Среди своих современников Александр I слыл слабовольным и малоискусным политиком. «Властитель слабый и лукавый» — кому незнакомы эти пушкинские строки? Н. И. Греч отмечал в своих «Записках»: «Император Александр Павлович был задачею для современников: едва ли будет он разгадан и потомством. Природа одарила его добрым сердцем, светлым умом, но не дала ему самостоятельности характера, и слабость эта, по странному противоречию, превращалась в упрямство». «В первые годы царствования, — писал об Александре I мемуарист А. И. Михайловский-Данилевский, — вообще отдавали справедливость кротости его и мягкосердию, но оспаривали политические его дарования, не подозревали в нем военных способностей и не полагали силы в его характере».
Этот взгляд современников на Александра I усвоили себе и многие авторитетные историки. «Александр был человек слабый и злой. Как слабый, он подчинялся всякой силе, не чувствуя в себе никакой», — утверждал В. О. Ключевский.
Поведение самого императора Александра как будто лишь подтверждало мнение современников о нем как о безвольном, слабом политике. Был он действительно уступчив, нерешителен, легко поддавался влиянию окружающих — но вот что не замечали: поддавался-то лишь в мелочах, только там, где не затрагивались его полномочия верховного властителя [141] . Впрочем, нет особой странности в том, что эта черта поведения Александра ускользнула от внимания его окружения:
141
В 1802 г. Александр I даровал Сенату право делать Его Величеству представления по поводу указов, неудобных в исполнении и противоречащих другим узаконениям. Это право было расценено сенаторами и многими другими представителями русской знати в качестве некоторого ограничения самодержавной воли монарха. Так оно, вероятнее всего, и было бы на самом деле, когда бы Сенат стал указанное право осуществлять на практике. Но этого-то как раз и не произошло. Первая же попытка Сената воспользоваться дарованным ему правом контроля за содержанием законов привела Александра в настоящий гнев. «Я им дам себя знать!» — воскликнул он и отправил в Сенат высочайшее свое разъяснение о том, что предоставленное Сенату право распространяется лишь на законы, изданные в предшествующие царствования, и не затрагивает тех, которые появляются в царствование текущее.

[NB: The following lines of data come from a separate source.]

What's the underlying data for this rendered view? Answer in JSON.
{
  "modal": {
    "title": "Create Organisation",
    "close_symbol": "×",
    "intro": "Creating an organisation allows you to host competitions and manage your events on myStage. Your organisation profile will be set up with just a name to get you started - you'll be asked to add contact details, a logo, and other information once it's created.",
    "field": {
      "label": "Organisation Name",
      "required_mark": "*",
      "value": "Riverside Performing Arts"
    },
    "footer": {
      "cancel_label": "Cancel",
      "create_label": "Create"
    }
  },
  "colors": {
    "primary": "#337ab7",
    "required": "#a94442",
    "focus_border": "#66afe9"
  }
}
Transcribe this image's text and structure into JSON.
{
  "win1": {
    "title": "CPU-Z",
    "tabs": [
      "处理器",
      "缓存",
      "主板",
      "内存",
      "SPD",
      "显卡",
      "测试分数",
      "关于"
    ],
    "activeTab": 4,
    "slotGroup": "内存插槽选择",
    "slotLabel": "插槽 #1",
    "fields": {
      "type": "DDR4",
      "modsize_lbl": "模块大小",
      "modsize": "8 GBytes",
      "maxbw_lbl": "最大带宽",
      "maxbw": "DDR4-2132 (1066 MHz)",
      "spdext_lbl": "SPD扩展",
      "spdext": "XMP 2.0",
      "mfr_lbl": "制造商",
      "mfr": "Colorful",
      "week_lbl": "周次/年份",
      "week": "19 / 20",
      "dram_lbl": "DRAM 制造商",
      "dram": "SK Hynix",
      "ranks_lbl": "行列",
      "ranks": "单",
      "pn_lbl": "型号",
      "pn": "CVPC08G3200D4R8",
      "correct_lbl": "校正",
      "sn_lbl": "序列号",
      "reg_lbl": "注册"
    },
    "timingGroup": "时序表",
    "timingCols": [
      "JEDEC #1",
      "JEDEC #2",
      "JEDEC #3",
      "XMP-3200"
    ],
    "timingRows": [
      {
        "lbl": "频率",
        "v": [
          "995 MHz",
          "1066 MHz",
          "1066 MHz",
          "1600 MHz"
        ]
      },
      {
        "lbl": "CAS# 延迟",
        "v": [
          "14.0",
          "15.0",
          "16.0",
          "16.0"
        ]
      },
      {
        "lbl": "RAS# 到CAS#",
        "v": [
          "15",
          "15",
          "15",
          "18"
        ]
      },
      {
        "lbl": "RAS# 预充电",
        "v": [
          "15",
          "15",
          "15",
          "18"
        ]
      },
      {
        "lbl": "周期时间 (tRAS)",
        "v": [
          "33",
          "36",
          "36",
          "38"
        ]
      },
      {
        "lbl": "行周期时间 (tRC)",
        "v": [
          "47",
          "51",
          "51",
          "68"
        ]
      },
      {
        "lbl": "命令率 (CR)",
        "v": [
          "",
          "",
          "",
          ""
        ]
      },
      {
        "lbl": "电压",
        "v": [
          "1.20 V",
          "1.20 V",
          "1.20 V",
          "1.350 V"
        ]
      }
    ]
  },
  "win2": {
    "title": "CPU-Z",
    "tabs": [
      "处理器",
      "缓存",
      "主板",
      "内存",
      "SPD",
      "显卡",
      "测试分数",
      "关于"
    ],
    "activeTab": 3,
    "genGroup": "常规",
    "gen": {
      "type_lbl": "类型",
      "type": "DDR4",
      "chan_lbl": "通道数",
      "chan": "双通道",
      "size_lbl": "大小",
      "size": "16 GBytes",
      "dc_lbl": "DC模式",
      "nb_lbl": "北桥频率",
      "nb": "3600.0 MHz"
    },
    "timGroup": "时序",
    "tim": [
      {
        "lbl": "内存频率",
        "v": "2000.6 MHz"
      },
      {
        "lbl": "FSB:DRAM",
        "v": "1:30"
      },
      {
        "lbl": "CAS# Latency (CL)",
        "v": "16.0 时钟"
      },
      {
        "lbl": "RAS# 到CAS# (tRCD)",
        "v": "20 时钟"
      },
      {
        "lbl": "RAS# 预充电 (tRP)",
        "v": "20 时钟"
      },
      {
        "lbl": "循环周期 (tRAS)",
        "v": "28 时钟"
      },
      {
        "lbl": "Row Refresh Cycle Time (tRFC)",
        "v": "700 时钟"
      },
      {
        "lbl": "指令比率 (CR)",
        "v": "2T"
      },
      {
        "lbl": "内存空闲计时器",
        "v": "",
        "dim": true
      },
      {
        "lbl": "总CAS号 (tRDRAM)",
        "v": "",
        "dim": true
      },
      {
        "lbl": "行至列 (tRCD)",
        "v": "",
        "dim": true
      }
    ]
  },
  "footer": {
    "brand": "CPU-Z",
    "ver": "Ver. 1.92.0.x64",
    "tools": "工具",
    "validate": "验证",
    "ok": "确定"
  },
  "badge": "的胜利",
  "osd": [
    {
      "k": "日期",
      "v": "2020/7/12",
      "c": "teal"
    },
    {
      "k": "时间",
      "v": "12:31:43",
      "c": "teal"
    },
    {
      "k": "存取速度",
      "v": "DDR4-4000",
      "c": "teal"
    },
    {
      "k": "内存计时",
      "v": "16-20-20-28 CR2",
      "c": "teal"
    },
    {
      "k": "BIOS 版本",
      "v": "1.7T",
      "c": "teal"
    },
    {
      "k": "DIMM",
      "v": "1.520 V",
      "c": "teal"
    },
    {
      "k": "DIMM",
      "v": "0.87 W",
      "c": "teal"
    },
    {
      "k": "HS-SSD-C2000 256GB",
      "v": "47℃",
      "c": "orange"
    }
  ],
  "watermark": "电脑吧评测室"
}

Император Александр так же, как когда-то Павел I, желал для себя очень многого: не только называться царем, но и царствовать! Однако в отличие от несчастного своего отца он выбрал для исполнения этого желания иной путь, менее опасный, более надежный.
Выдающийся флорентийский мыслитель и государственный деятель конца XV — начала XVI века Никколо Макиавелли считал, что «государи должны обладать великим искусством притворства и одурачивания». Александр I овладел данным искусством, как никто другой из российских самодержцев, чему в немалой степени способствовало его воспитание. Вот как характеризовал последнее историк Ключевский: «Александру вечно приходилось вращаться между двумя противоположными течениями, из коих ни одно не было ему попутным, стоять между двумя противоречиями, подвергаясь опасности стать третьим, попасть в разлад с самим собой: в детстве — между бабушкой и родителями, в ранней молодости — между отцом и матерью, в учебной комнате — между атеистом Лагарпом и ортодоксальным Самборским, между несогласными наставниками, которые на нем, на его сознании и совести разыгрывали вражду своих вкусов и убеждений, наконец, на престоле, между конституционными идеалами и абсолютистскими привычками. Такие условия не могли выработать открытого характера. Его обвиняли в двоедушии, притворстве (северный Тальма, византийский грек), в наклонности казаться, а не быть. Это неточно. Александр не имел нужды притворно казаться тем, чем хотел быть; он только не хотел показаться тем, чем он был на самом деле».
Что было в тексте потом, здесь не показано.